Gli inquirenti stringono il cerchio sull’attentato a Sigfrido Ranucci. Si indaga tra malavita locale, frange estreme del tifo organizzato e ambienti radicali. Analizzati i resti dell’ordigno esploso a Pomezia.

ROMA – L’attentato al giornalista Sigfrido Ranucci, conduttore della trasmissione Report, potrebbe essere opera di soggetti legati alla criminalità locale o a gruppi ultras. È una delle ipotesi su cui lavorano i magistrati della Direzione Distrettuale Antimafia di Roma, dopo l’esplosione che ha distrutto le due automobili del giornalista parcheggiate davanti alla sua abitazione a Pomezia.

Secondo le prime analisi, si tratterebbe di un ordigno rudimentale ma potenzialmente letale, una bomba carta “potenziata” preparata da qualcuno con esperienza nel maneggiare esplosivi. Un’azione pianificata, messa in atto da chi conosceva bene le strade e i movimenti della zona. L’ipotesi più accreditata è quella di un atto intimidatorio organizzato da persone del posto, capaci di muoversi senza destare sospetti.

Le indagini, affidate ai Carabinieri di Frascati e coordinate dal procuratore capo Francesco Lo Voi e dal sostituto Carlo Villani, mirano a ricostruire la rete di rapporti e possibili collegamenti con la criminalità territoriale. Gli investigatori stanno acquisendo elementi anche tramite audizioni e rilievi scientifici, con particolare attenzione ai resti dell’ordigno, circa un chilogrammo di polvere pirica pressata, ora all’esame del RIS.

Non si esclude che l’attacco possa essere stato un avvertimento preventivo legato a inchieste in corso o a servizi in preparazione per Report. Lo stesso Ranucci, ascoltato dagli inquirenti, non ha escluso che si possa trattare di un messaggio intimidatorio collegato alle prossime puntate del programma, dedicate – ha spiegato – ai rapporti tra mafia, appalti e infiltrazioni criminali.

Gli inquirenti, intanto, stanno cercando di risalire all’identità dell’uomo incappucciato che un testimone avrebbe visto poco prima della deflagrazione. L’ipotesi è che possa trattarsi di un soggetto “autoctono”, parte di un gruppo locale, che avrebbe seguito per giorni gli spostamenti del giornalista. Ranucci, infatti, era fuori casa da alcuni giorni, elemento che suggerisce una possibile attività di pedinamento.

Le indagini – spiegano fonti investigative – si muovono anche lungo la pista dell’estrema destra e del tifo organizzato, con verifiche su eventuali intrecci tra ambienti ultras radicali e criminalità comune. La bomba, secondo gli esperti, potrebbe contenere una “firma” riconducibile all’autore o agli autori dell’attacco, utile a delineare il profilo dei responsabili.
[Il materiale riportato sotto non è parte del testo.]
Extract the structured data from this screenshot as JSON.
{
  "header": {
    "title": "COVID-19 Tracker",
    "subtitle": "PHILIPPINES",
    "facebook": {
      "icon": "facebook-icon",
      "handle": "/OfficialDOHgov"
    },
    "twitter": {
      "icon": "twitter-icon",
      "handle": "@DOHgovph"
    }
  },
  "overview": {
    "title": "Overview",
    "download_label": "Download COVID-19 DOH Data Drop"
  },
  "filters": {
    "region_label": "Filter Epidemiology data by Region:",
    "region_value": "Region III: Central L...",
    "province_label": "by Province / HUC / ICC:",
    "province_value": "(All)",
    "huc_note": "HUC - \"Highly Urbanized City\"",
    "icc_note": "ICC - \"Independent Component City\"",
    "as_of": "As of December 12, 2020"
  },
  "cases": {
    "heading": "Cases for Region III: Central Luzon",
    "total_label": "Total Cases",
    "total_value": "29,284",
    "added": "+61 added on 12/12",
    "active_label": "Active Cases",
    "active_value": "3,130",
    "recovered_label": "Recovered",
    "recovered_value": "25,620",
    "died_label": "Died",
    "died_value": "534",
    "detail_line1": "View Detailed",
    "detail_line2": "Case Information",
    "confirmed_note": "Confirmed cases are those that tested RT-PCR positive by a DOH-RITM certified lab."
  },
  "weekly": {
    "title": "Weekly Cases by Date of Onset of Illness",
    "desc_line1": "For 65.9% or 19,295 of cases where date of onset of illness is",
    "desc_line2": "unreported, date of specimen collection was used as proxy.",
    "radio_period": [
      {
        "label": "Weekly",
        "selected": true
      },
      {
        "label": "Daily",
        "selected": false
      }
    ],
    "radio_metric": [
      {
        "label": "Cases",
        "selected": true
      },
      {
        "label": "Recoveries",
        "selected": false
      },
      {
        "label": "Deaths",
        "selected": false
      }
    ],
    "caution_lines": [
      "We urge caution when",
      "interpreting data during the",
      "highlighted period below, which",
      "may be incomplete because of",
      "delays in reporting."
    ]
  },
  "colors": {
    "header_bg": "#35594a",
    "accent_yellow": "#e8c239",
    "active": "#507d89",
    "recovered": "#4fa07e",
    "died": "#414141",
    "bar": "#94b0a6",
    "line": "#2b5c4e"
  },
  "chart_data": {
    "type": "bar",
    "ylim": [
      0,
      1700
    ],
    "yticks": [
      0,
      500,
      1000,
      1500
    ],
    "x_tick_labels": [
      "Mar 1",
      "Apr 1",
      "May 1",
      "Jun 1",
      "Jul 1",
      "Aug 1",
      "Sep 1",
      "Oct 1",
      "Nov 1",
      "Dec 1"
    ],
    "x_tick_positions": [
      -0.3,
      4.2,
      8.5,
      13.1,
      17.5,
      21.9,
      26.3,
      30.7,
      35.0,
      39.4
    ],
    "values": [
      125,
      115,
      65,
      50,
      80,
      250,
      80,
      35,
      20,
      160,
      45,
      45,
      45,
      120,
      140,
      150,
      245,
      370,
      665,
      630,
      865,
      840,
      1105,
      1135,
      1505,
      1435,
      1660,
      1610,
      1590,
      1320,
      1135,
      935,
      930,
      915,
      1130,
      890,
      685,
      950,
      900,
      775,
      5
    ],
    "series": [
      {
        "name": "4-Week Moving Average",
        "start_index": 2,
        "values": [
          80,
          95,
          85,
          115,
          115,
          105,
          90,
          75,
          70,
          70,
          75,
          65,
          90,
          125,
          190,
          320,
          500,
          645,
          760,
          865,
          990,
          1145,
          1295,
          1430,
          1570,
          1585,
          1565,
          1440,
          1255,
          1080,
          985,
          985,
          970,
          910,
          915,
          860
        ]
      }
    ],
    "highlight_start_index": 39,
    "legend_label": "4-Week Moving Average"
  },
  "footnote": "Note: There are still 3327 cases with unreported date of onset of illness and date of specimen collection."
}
Il procuratore Lo Voi ha disposto ulteriori accertamenti su contatti e comunicazioni sospette avvenute nei giorni precedenti. L’obiettivo è stabilire se l’attentato possa essere collegato a un contesto più ampio di intimidazioni nei confronti di giornalisti impegnati in inchieste su criminalità, politica e affari. La Procura non esclude alcuna pista e prosegue nel massimo riserbo.

L’episodio ha suscitato ampia solidarietà nel mondo del giornalismo e delle istituzioni. Numerosi colleghi e associazioni di categoria hanno espresso vicinanza a Sigfrido Ranucci, ribadendo l’importanza della libertà di stampa e del diritto dei cittadini a essere informati.